Today was a very frustrating day.
So, yesterday, I did a rollup of software on my main work machine. I performed an
apt-get upgrade as I have done a thousand times before. Logged off, and went to bed.
This morning, when tried to log on, after I’d entered my details on the login screen, I was greeted by a blank screen for about 2 minutes, before being kicked back to the login screen.
This kind of thing had happened before, and in the past it was just a matter of installing the vendor NVidia drivers for my card. Sometime back in the day the distro provided nvidia drivers had stopped working, so using the vendor ones was the way to go (this has since changed).
No joy. So, I began diving in and pulling at the various ends in an attempt to unravel this knotted ball of string.
Watching the logs, I noticed that just before the login process got thrown back to lightdm, I got a bunch of…
Activated service 'org.freedesktop.systemd1' failed: Process org.freedestop.systemd1 exited with status 1
…appearing in my syslog.
So, something was suddenly up with systemd, but I was nonthewiser.
My setup at home is that I have a server which has my home directory and users exported by NFS/NIS to various machines, so there was nothing actually on the work machine.

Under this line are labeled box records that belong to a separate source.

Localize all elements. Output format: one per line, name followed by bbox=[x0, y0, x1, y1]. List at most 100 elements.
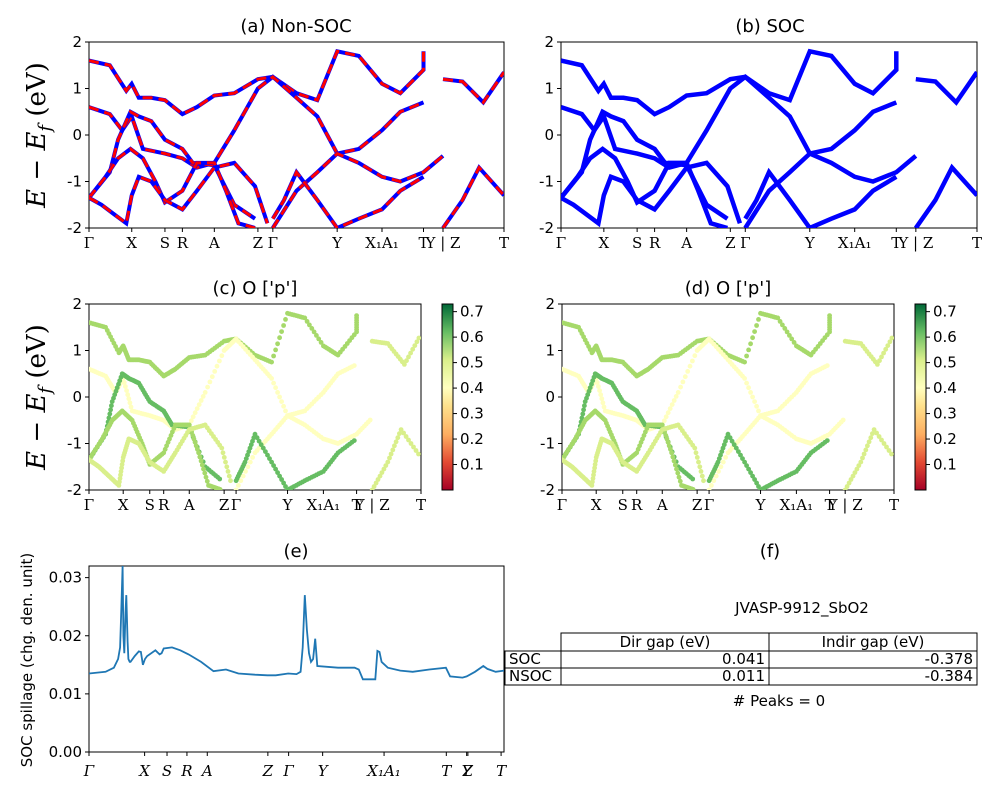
projected-point bbox=[414, 339, 420, 345]
projected-point bbox=[824, 438, 830, 443]
projected-point bbox=[669, 450, 674, 456]
y-tick-label: 0 bbox=[545, 388, 555, 406]
projected-point bbox=[580, 411, 586, 417]
projected-point bbox=[861, 451, 867, 457]
projected-point bbox=[194, 406, 200, 411]
projected-point bbox=[252, 431, 258, 437]
colorbar-tick-label: 0.7 bbox=[933, 303, 957, 321]
band-line bbox=[441, 164, 504, 228]
projected-point bbox=[746, 347, 751, 353]
projected-point bbox=[865, 443, 870, 449]
ylabel-row1: E − Ef (eV) bbox=[22, 62, 56, 209]
x-tick-label: T bbox=[418, 234, 428, 252]
colorbar-tick-label: 0.5 bbox=[933, 354, 957, 372]
projected-point bbox=[351, 438, 357, 443]
projected-point bbox=[200, 394, 206, 399]
plot-frame bbox=[561, 303, 895, 491]
projected-point bbox=[673, 394, 679, 399]
projected-point bbox=[597, 388, 602, 393]
projected-point bbox=[672, 462, 678, 468]
projected-point bbox=[787, 333, 792, 338]
projected-point bbox=[199, 462, 205, 468]
projected-point bbox=[408, 441, 414, 446]
projected-point bbox=[775, 315, 781, 321]
projected-point bbox=[118, 472, 123, 478]
projected-point bbox=[582, 403, 587, 409]
projected-point bbox=[884, 444, 889, 450]
projected-point bbox=[680, 379, 686, 385]
projected-point bbox=[756, 408, 761, 414]
projected-point bbox=[254, 435, 260, 441]
projected-point bbox=[871, 427, 877, 432]
colorbar-tick-label: 0.4 bbox=[460, 379, 484, 397]
projected-point bbox=[593, 458, 599, 464]
projected-point bbox=[889, 335, 894, 341]
x-tick-label: R bbox=[158, 496, 170, 514]
projected-point bbox=[592, 465, 597, 471]
projected-point bbox=[226, 473, 232, 479]
y-tick-label: -1 bbox=[67, 173, 82, 191]
projected-point bbox=[665, 410, 671, 416]
projected-point bbox=[690, 358, 695, 364]
x-tick-label: Z bbox=[219, 496, 229, 514]
x-tick-label: X₁A₁ bbox=[780, 496, 814, 514]
plot-frame bbox=[88, 303, 422, 491]
x-tick-label: X bbox=[118, 496, 129, 514]
projected-point bbox=[283, 408, 288, 414]
projected-point bbox=[373, 480, 379, 486]
projected-point bbox=[307, 322, 312, 328]
x-tick-label: X bbox=[138, 762, 151, 780]
colorbar-tick-label: 0.3 bbox=[460, 405, 484, 423]
projected-point bbox=[198, 398, 204, 403]
projected-point bbox=[718, 464, 724, 470]
x-tick-label: X bbox=[126, 234, 137, 252]
projected-point bbox=[265, 452, 270, 458]
colorbar-tick-label: 0.2 bbox=[460, 430, 484, 448]
projected-point bbox=[202, 390, 208, 395]
band-line-dashed bbox=[442, 71, 504, 105]
y-tick-label: -1 bbox=[539, 173, 554, 191]
projected-point bbox=[203, 474, 209, 480]
colorbar-tick-label: 0.1 bbox=[460, 456, 484, 474]
x-tick-label: Z bbox=[692, 496, 702, 514]
projected-point bbox=[273, 385, 278, 391]
projected-point bbox=[706, 487, 712, 490]
projected-point bbox=[784, 329, 790, 335]
band-line bbox=[89, 48, 426, 117]
projected-point bbox=[682, 374, 688, 380]
projected-point bbox=[121, 380, 127, 385]
table-cell-dir: 0.041 bbox=[722, 650, 765, 668]
projected-point bbox=[601, 404, 607, 410]
projected-point bbox=[676, 474, 682, 480]
x-tick-label: Z bbox=[253, 234, 263, 252]
projected-point bbox=[863, 447, 869, 453]
x-tick-label: T bbox=[972, 234, 982, 252]
x-tick-label: S bbox=[618, 496, 628, 514]
band-line bbox=[743, 167, 898, 228]
x-tick-label: T bbox=[441, 762, 452, 780]
y-tick-label: 0.01 bbox=[49, 685, 82, 703]
colorbar-tick-label: 0.6 bbox=[460, 328, 484, 346]
colorbar-tick-label: 0.3 bbox=[933, 405, 957, 423]
projected-point bbox=[281, 403, 286, 409]
x-tick-label: R bbox=[631, 496, 643, 514]
x-tick-label: T bbox=[825, 496, 835, 514]
colorbar-tick-label: 0.1 bbox=[933, 456, 957, 474]
projected-point bbox=[207, 379, 213, 385]
projected-point bbox=[243, 469, 248, 474]
x-tick-label: R bbox=[649, 234, 661, 252]
projected-point bbox=[197, 454, 203, 460]
projected-point bbox=[217, 476, 223, 482]
projected-point bbox=[777, 319, 783, 324]
x-tick-label: Γ bbox=[740, 234, 750, 252]
projected-point bbox=[733, 445, 739, 451]
x-tick-label: S bbox=[160, 234, 170, 252]
x-tick-label: Y bbox=[804, 234, 816, 252]
projected-point bbox=[402, 362, 407, 367]
x-tick-label: Γ bbox=[556, 234, 566, 252]
projected-point bbox=[279, 477, 284, 482]
projected-point bbox=[275, 390, 280, 395]
x-tick-label: Y | Z bbox=[897, 234, 933, 252]
projected-point bbox=[367, 417, 373, 423]
projected-point bbox=[354, 313, 359, 318]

Sod it I thought, nuke the site from orbit. So, I reinstalled, just in case I had bawked something up over the years.
The fresh install made me create a new user, fine. I installed all the graphics drivers, and was able to log in just fine. Great! So, installed the various bits of software, set up NIS/NFS, could log in on console… great! Logged in through gdm3… aaaand. Nothing. Same error. Switched to lightdm. Same thing.
But… the local user worked. Must be something in my user’s home dir, after all that. So, unmounted my home directory, and tried to log in as a fresh user… still no joy. But the local user could log in…
As a hunch, I copied the user line from my server’s /etc/passwd into my local machine’s /etc/passwd… and bingo, I was able to log in.
So, what looks like has happened is that a recent change (within the last week or so) has broken NIS user support for systemd/dbus. So, when the window manager was trying to start the services it needed to run, it wasn’t able to, since the user it was attempting to use couldn’t be found. Lightdm/Pam still functioned with NIS, so my thinking is that there’s something about the environment that’s looking directly at /etc/passwd for something, or to validate uids.. I’m not an expert.
So, if any of you are in a similar situation, hopefully this blog post will stop you from losing an entire day of work!
My askubuntu ticket is over here, and I’ll keep updated should I find a better solution than this rather crufty hack.